Wanting Lori to be the smartest kid in gym class I said, “According to scientists studying chaos theory, it’s due to deterministic non-periodic flow.”

“That’s what I thought,” replied Lori. “I think I’ll go ask Mimi.”

I never discovered Mimi’s answer, but Lori’s dilemma presents some difficult questions: 
  • Do we just spin through life like matchbox boats? 
  • Does the outcome of our life depend on the currents of fate or the structure of our life or something else? 
  • Are our actions determined? 
  • Do we have free will to sail the streams of our choosing? 
  • Why are our lives so unpredictable? 
  • Why does the kid voted most likely to succeed spend his life under a park bench while the class clown wins the Noble Prize?

I strolled home considering these questions.

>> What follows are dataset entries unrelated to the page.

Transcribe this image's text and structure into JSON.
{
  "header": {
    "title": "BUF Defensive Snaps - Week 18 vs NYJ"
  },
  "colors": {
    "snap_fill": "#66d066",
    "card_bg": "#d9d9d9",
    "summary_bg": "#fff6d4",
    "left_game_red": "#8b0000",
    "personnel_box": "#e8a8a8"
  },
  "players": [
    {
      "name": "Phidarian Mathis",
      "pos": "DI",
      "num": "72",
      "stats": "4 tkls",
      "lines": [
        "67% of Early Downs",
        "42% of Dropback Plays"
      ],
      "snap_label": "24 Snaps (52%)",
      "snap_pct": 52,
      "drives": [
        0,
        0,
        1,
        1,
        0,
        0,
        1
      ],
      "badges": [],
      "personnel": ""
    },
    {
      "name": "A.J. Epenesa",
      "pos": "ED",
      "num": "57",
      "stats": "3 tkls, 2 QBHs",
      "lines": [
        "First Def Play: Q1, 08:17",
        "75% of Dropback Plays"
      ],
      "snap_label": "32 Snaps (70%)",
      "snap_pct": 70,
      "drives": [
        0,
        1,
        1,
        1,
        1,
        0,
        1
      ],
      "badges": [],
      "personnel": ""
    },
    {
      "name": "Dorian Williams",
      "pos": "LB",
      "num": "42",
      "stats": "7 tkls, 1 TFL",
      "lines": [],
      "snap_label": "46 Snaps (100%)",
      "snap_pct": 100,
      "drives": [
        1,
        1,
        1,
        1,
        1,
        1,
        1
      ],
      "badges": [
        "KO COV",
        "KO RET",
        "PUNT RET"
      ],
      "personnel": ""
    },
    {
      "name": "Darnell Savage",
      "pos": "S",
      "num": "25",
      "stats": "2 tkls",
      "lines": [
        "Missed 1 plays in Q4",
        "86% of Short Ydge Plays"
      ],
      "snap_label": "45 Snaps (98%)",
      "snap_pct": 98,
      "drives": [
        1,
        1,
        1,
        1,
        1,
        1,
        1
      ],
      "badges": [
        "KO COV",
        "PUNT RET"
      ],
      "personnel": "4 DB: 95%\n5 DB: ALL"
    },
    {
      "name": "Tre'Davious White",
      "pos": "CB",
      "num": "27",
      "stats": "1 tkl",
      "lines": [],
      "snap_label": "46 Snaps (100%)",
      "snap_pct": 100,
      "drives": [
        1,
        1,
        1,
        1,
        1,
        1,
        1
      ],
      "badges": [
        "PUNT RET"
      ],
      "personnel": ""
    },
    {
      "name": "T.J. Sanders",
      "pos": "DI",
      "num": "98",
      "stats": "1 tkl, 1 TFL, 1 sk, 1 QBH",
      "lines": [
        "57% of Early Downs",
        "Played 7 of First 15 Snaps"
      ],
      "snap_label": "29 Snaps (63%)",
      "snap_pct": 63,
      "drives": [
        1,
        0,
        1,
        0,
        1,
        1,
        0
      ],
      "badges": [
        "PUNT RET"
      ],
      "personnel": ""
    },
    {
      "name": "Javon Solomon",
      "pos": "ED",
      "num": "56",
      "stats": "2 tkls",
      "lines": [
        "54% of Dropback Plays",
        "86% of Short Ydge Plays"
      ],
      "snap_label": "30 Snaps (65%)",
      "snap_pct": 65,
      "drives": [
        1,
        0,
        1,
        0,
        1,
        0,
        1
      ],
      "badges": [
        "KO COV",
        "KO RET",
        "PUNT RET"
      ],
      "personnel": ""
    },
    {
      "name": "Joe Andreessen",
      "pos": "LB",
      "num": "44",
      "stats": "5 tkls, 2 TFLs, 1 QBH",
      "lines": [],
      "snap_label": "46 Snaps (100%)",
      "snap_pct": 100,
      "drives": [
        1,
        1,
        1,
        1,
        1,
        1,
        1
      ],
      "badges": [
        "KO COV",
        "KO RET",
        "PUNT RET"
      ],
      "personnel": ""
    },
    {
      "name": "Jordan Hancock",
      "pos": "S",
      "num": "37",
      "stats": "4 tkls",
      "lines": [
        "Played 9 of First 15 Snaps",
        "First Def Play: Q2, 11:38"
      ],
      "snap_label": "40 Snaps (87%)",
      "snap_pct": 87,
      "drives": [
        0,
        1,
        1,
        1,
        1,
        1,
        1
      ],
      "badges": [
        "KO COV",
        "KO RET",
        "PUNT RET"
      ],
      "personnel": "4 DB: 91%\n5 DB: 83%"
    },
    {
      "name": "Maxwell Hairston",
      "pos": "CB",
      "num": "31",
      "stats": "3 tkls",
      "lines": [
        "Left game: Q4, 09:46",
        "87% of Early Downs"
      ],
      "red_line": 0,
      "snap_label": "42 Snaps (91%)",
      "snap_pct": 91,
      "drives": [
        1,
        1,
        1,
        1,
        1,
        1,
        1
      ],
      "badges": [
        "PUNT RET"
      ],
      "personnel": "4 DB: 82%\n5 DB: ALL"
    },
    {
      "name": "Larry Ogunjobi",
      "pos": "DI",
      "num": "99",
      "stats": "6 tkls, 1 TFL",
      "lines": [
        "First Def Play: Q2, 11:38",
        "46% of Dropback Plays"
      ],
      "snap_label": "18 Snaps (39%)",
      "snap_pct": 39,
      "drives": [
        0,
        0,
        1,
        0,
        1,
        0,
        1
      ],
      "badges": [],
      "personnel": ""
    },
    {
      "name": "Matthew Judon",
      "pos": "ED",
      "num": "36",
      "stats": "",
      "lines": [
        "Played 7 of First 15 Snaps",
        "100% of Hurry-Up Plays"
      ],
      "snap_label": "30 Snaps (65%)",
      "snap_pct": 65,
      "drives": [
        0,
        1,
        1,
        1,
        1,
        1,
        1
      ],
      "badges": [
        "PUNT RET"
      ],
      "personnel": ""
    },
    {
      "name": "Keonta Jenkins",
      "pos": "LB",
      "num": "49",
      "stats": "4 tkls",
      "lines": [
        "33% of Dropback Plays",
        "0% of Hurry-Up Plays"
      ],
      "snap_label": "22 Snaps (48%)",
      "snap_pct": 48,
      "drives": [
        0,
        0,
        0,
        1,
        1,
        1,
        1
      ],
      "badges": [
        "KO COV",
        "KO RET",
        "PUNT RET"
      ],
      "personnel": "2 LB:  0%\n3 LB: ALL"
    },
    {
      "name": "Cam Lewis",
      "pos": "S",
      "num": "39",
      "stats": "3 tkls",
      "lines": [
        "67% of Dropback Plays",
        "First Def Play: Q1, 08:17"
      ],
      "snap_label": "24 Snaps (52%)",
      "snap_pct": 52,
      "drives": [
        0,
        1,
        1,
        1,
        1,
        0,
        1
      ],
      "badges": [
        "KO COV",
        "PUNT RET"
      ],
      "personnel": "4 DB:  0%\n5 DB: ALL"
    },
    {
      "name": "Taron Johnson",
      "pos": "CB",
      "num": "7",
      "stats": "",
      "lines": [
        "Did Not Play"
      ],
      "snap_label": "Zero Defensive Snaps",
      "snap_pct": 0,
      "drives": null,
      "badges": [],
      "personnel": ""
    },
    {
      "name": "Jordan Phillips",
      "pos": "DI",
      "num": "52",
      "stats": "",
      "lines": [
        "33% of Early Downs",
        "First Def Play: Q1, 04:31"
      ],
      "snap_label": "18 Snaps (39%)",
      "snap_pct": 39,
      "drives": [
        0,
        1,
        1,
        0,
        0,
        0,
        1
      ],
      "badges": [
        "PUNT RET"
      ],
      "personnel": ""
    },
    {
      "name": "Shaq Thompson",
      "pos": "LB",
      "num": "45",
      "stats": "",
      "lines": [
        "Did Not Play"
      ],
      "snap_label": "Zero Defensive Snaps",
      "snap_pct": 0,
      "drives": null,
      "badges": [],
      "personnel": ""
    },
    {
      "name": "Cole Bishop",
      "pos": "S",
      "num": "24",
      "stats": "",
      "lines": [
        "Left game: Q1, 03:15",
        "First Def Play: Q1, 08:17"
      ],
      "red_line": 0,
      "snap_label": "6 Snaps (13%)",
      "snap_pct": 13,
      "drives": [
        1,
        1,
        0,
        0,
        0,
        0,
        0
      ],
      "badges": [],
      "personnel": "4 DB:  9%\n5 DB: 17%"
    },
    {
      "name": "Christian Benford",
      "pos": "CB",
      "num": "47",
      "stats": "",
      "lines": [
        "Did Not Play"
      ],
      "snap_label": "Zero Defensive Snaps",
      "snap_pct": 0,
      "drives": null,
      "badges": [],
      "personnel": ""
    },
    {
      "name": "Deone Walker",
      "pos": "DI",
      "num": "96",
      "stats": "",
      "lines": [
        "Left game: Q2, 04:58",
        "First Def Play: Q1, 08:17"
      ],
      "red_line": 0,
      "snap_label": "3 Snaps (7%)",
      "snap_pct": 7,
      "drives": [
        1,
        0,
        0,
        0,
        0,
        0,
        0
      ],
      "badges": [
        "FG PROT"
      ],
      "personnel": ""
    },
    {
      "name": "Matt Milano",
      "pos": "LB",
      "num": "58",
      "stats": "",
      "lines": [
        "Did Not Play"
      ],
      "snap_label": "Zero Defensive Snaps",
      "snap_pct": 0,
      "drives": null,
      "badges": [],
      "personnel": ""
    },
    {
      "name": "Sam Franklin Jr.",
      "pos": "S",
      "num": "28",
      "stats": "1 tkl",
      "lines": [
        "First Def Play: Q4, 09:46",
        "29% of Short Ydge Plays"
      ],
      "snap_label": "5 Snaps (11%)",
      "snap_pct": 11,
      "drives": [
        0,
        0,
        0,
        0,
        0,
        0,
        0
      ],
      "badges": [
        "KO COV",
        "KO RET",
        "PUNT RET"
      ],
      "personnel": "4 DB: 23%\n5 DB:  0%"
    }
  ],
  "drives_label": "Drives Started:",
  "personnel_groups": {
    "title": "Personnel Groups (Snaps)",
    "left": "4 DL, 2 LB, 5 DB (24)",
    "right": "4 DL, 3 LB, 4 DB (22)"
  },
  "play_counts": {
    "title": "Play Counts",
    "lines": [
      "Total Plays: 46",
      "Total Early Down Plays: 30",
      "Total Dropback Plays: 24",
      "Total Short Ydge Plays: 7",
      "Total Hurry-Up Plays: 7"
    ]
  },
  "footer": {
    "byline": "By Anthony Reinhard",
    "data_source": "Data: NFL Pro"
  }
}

As soon as I stepped over the threshold of our home, the aroma of freshly baked cookies wafted from the kitchen where I found Mimi and Lori taking the first batch from the oven. “Have a cookie.” Lori said.  

Sometimes when we try to explain the unexplainable—nature and nurture, genetics and environment, normal and abnormal, we can thank God for oatmeal cookies.

And, fortunately, when there aren’t any cookies, we can still find reassurance in a warm hug, an act of kindness, a word of encouragement, or the gentle touch of a loving hand, not to mention, sailboats, basketballs, violins, butterflies, and reading The Chronicles of Narnia to grandchildren before bedtime prayers. 

These and other simple pleasures, the nuances, the incongruities, the subtleties, are what give life value. They are the unadorned enchantments that frame our lives. 

That’s the best I can do to explain the wonder of human behavior. And so it is that a simple question from a child gives me the hopeful assurance of life’s richness for us all.